THE SUPREME Court has decided to refuse to hear an appeal relating to a Judicial Review into lockdown.
The Supreme Court decision to refuse to hear an appeal relating to a Judicial Review into lockdown, means that unelected Judges have set a precedent which now makes it impossible to challenge the Government’s use of the Public Health Act 1984 to trample over Civil Liberties and to emasculate Parliament in the process.
By not allowing the Appeal to go ahead, this puts a protective shield around Ministers and gives them a free run to lock up people in their homes using the Act, without having to worry any more that their actions in using the Act like this are illegal. This is a chilling development which should not be underestimated.
The Government’s ruthless use of the 1984 Act is an effective destruction of democratic process on behalf of the public around the lockdowns we have suffered and any that may happen again in the future. Although lately there has been some pushback from MPs, the decision of the Supreme Court and Court of Appeal gives the Government more power than it should rightfully have.
It threatens even to rip up the rights protected by the Magna Carta – the basic premise of you being free unless it is specifically unlawful has now effectively been changed, meaning that you now have to have the Govt’s permission to do literally anything. This goes against 800+ years of legal principle.
“By criticising us for having a ‘Rolling Judicial Review’ case, it means that when a Government in future uses these emergency powers, provided that they change the regulations every time they are challenged, they can keep avoiding the very mechanism – Judicial Review – that is there to provide a vital check and balance under the UK’s unwritten constitution.
It is ironic that in July of this year, the Government launched a wide ranging review into the scope of judicial review chaired by Lord Faulks QC which has yet to publish its recommendations.
Equally disturbing is how the lockdown Judicial Review cases have found a lack of willingness from the Courts to challenge Government; Judges have said all along “It isn’t the place of the Court to get involved in politics”. They didn’t make that claim when the Brexit case was going.
From the first directions order made in the Judicial Review claim, it was clear that our unelected judges were entirely dismissive of the notion that we should be able to protect rights in the midst of a Pandemic, or that the Government’s actions could in any way be disproportionate or illegal in terms of the real situation being faced.
No one is disputing the impact on public health as a result of the novel Coronavirus, but far more so the Government’s handling of it, however, I do not feel the judges engaged at all with the key points or the 1,200 pages of evidence that was submitted as part of the case. The judgments and judicial comments made throughout are strongly suggestive of an unwillingness to look at the evidence and to depart from a high level “media” view of the pandemic.
This suggests the Courts have not taken the opportunity to scrutinise key statistics and facts around the case, effectively waving away vital points around misleading data being used to justify lockdowns and impose further restrictions.
While scrutinising this type of data was seen as almost being unholy in March, April and May of 2020, this case, the Dodgy Dossier and the recently and very quietly amended ONS stats used to impose Lockdown 2 on the nation, has shown that, as a seemingly democratic society, it is vital that we do scrutinise what we are being told and that we continue to do so.

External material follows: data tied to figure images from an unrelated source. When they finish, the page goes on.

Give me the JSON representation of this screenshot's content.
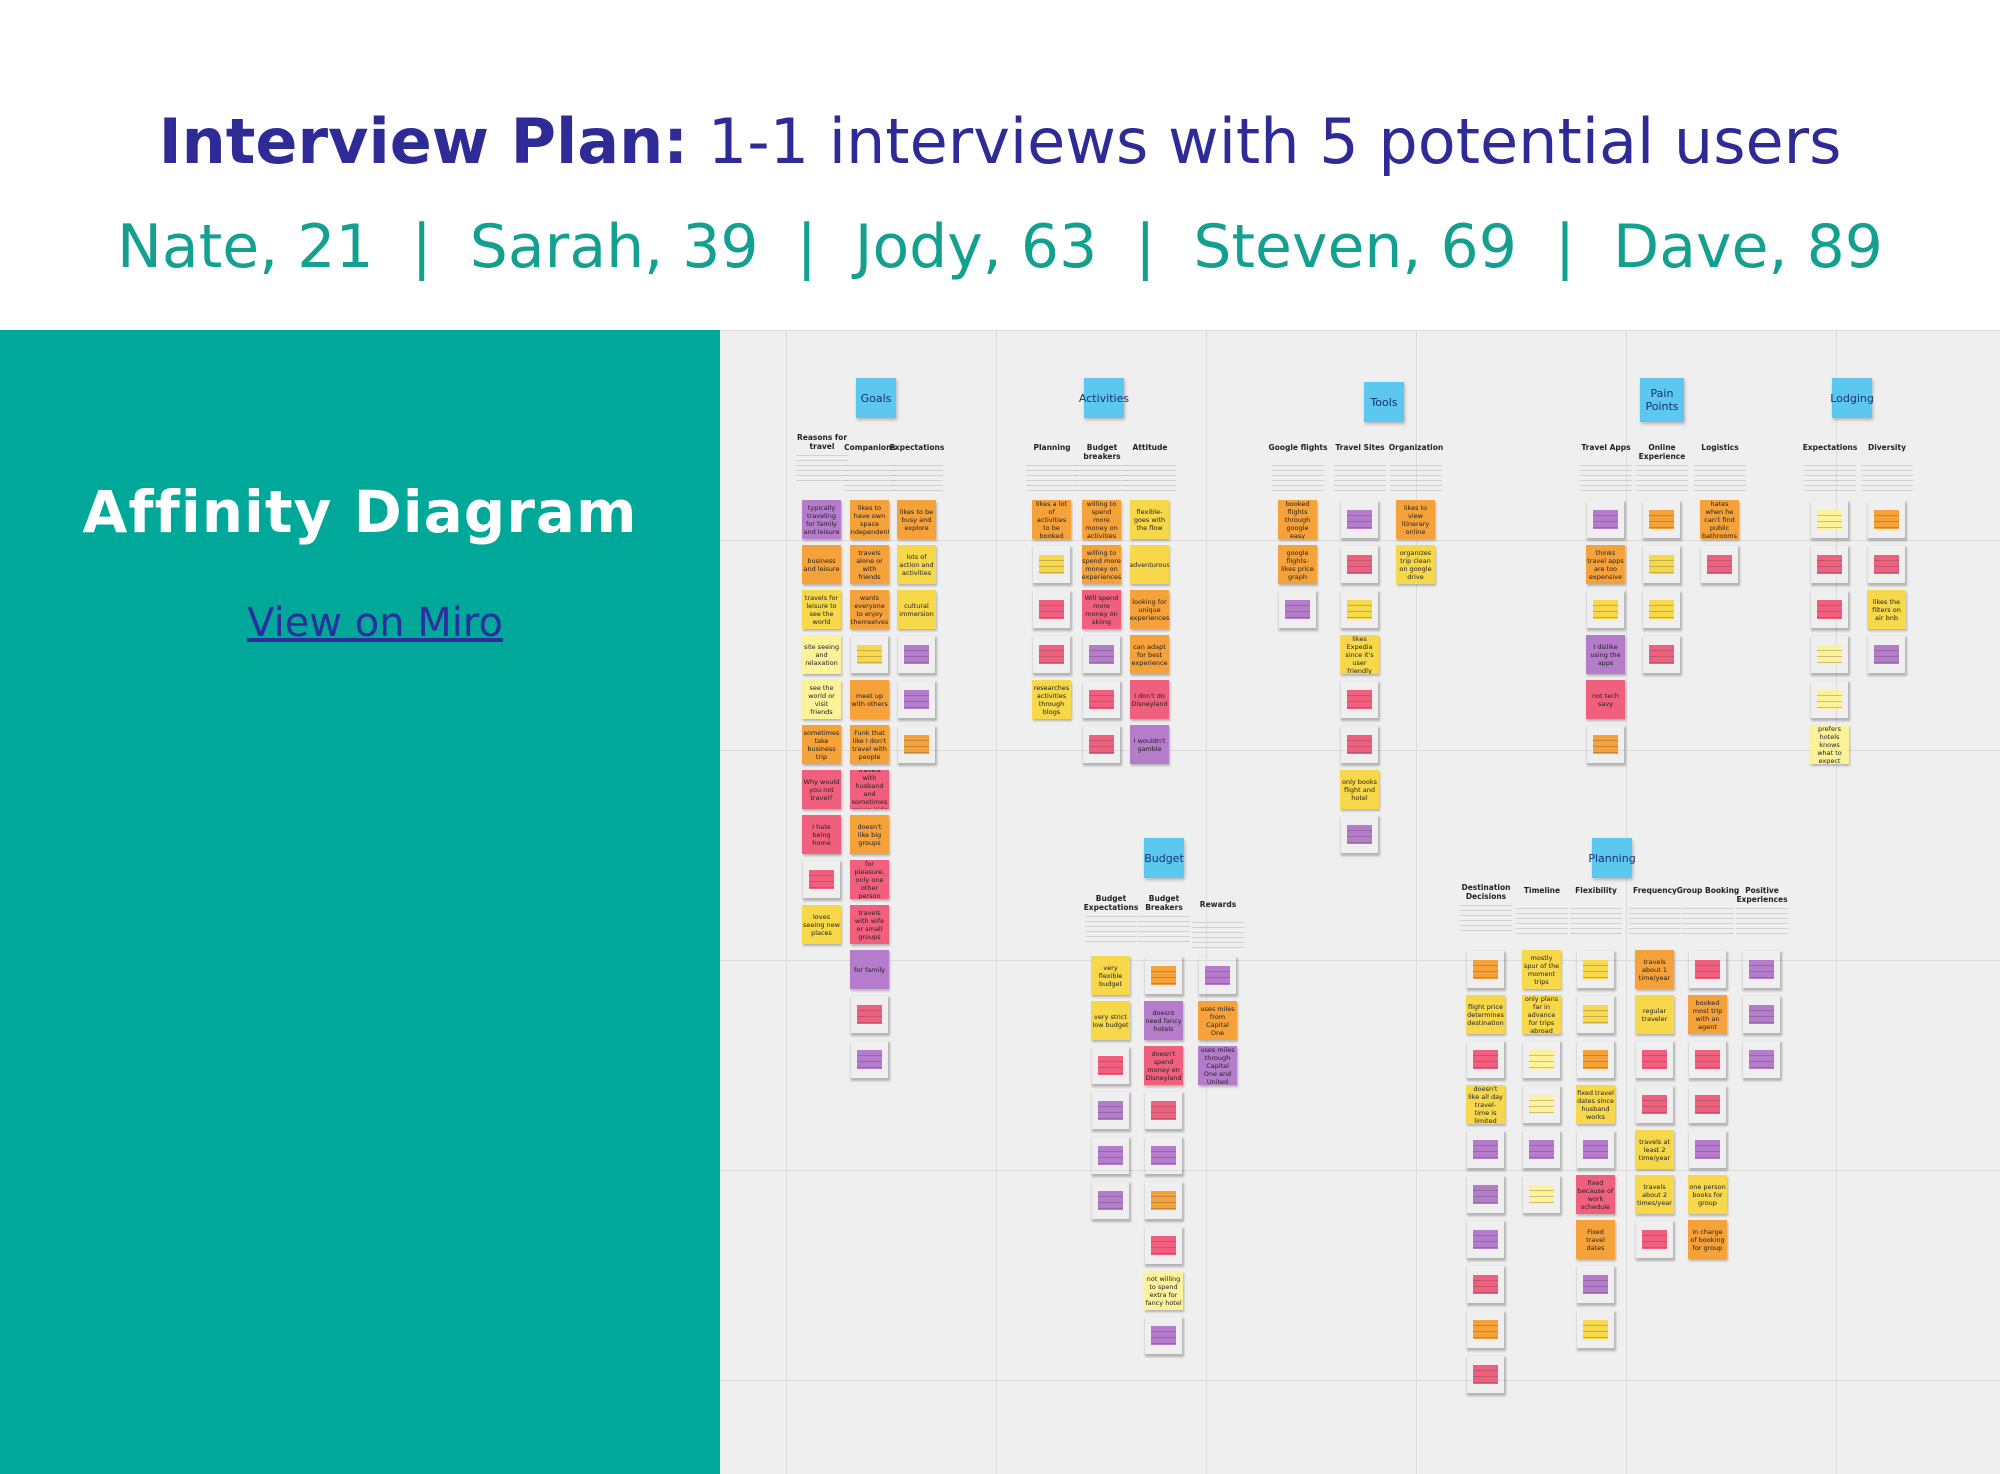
{
  "header": {
    "title_bold": "Interview Plan:",
    "title_rest": " 1-1 interviews with 5 potential users",
    "participants": [
      "Nate, 21",
      "Sarah, 39",
      "Jody, 63",
      "Steven, 69",
      "Dave, 89"
    ],
    "separator": "|"
  },
  "panel": {
    "title": "Affinity Diagram",
    "link": "View on Miro"
  },
  "colors": {
    "title_color": "#2e2a96",
    "participant_color": "#14a08f",
    "panel_bg": "#00a89a",
    "category_note": "#5cc8ef",
    "note_orange": "#f5a23a",
    "note_yellow": "#f7d84a",
    "note_lightyellow": "#fbf29a",
    "note_pink": "#f0607e",
    "note_purple": "#b57ccc"
  },
  "board": {
    "categories": [
      "Goals",
      "Activities",
      "Tools",
      "Pain Points",
      "Lodging",
      "Budget",
      "Planning"
    ],
    "groups": [
      {
        "heading": "Reasons for travel",
        "notes": [
          "typically traveling for family and leisure",
          "business and leisure",
          "travels for leisure to see the world",
          "site seeing and relaxation",
          "see the world or visit friends",
          "sometimes take business trip",
          "Why would you not travel?",
          "I hate being home",
          "",
          "loves seeing new places"
        ]
      },
      {
        "heading": "Companions",
        "notes": [
          "likes to have own space independent",
          "travels alone or with friends",
          "wants everyone to enjoy themselves",
          "",
          "meet up with others",
          "Funk that like I don't travel with people",
          "travels with husband and sometimes grown kids",
          "doesn't like big groups",
          "for pleasure, only one other person",
          "travels with wife or small groups",
          "for family",
          "",
          ""
        ]
      },
      {
        "heading": "Expectations",
        "notes": [
          "likes to be busy and explore",
          "lots of action and activities",
          "cultural immersion",
          "",
          "",
          ""
        ]
      },
      {
        "heading": "Planning",
        "notes": [
          "likes a lot of activities to be booked",
          "",
          "",
          "",
          "researches activities through blogs"
        ]
      },
      {
        "heading": "Budget breakers",
        "notes": [
          "willing to spend more money on activities",
          "willing to spend more money on experiences",
          "Will spend more money on skiing",
          "",
          "",
          ""
        ]
      },
      {
        "heading": "Attitude",
        "notes": [
          "flexible- goes with the flow",
          "adventurous",
          "looking for unique experiences",
          "can adapt for best experience",
          "I don't do Disneyland",
          "I wouldn't gamble"
        ]
      },
      {
        "heading": "Google flights",
        "notes": [
          "booked flights through google easy",
          "google flights- likes price graph",
          ""
        ]
      },
      {
        "heading": "Travel Sites",
        "notes": [
          "",
          "",
          "",
          "likes Expedia since it's user friendly",
          "",
          "",
          "only books flight and hotel",
          ""
        ]
      },
      {
        "heading": "Organization",
        "notes": [
          "likes to view itinerary online",
          "organizes trip clean on google drive"
        ]
      },
      {
        "heading": "Travel Apps",
        "notes": [
          "",
          "thinks travel apps are too expensive",
          "",
          "I dislike using the apps",
          "not tech savy",
          ""
        ]
      },
      {
        "heading": "Online Experience",
        "notes": [
          "",
          "",
          "",
          ""
        ]
      },
      {
        "heading": "Logistics",
        "notes": [
          "hates when he can't find public bathrooms",
          ""
        ]
      },
      {
        "heading": "Expectations",
        "notes": [
          "",
          "",
          "",
          "",
          "",
          "prefers hotels knows what to expect"
        ]
      },
      {
        "heading": "Diversity",
        "notes": [
          "",
          "",
          "likes the filters on air bnb",
          ""
        ]
      },
      {
        "heading": "Budget Expectations",
        "notes": [
          "very flexible budget",
          "very strict low budget",
          "",
          "",
          "",
          ""
        ]
      },
      {
        "heading": "Budget Breakers",
        "notes": [
          "",
          "doesnt need fancy hotels",
          "doesn't spend money on Disneyland",
          "",
          "",
          "",
          "",
          "not willing to spend extra for fancy hotel",
          ""
        ]
      },
      {
        "heading": "Rewards",
        "notes": [
          "",
          "uses miles from Capital One",
          "uses miles through Capital One and United"
        ]
      },
      {
        "heading": "Destination Decisions",
        "notes": [
          "",
          "flight price determines destination",
          "",
          "doesn't like all day travel- time is limited",
          "",
          "",
          "",
          "",
          "",
          ""
        ]
      },
      {
        "heading": "Timeline",
        "notes": [
          "mostly spur of the moment trips",
          "only plans far in advance for trips abroad",
          "",
          "",
          "",
          ""
        ]
      },
      {
        "heading": "Flexibility",
        "notes": [
          "",
          "",
          "",
          "fixed travel dates since husband works",
          "",
          "fixed because of work schedule",
          "Fixed travel dates",
          "",
          ""
        ]
      },
      {
        "heading": "Frequency",
        "notes": [
          "travels about 1 time/year",
          "regular traveler",
          "",
          "",
          "travels at least 2 time/year",
          "travels about 2 times/year",
          ""
        ]
      },
      {
        "heading": "Group Booking",
        "notes": [
          "",
          "booked most trip with an agent",
          "",
          "",
          "",
          "one person books for group",
          "in charge of booking for group"
        ]
      },
      {
        "heading": "Positive Experiences",
        "notes": [
          "",
          "",
          ""
        ]
      }
    ]
  }
}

The Government has used data to terrify the nation into compliance over a virus from which, in the words of the Government’s own medical officers, the vast majority people recover from and many do not even show symptoms of having.
I also feel strongly that the case has been treated with a far different approach to the Brexit case brought by Gina Miller, who twice defeated the Government in the Supreme Court, once over the right of MPs in triggering Article 50 and then again over the Prorogation of Parliament – arguably far less significant to the nation than the greatest economic contraction in peacetime history and the unprecedented restriction of rights, including access to healthcare – that we have seen as a result of Government measures.
The Supreme Court route is one we took as we fully believed in the case. It returned its decision in rapid time in an email of just a few lines long. This is a kick in the face for the thousands of people who have supported this case.
It must be accepted that the path to the Supreme Court is notoriously difficult. Of the many applications for permission to the Supreme Court each year, very few are granted. From July to September of this year, there were 21 applications. Five applications granted but three of them were for cases arising from 1971 shootings in N Ireland.
Among them, and one of the most recent cases to be given permission to appeal, were the Government’s own appeal against the appeal court’s decision to let ISIS bride Shamina Begum back into the country pending her appeal. The massive health, civil liberties, parliamentary and economic implications of the use of the 1984 Act, was not, however, deemed worthy of consideration by the Court.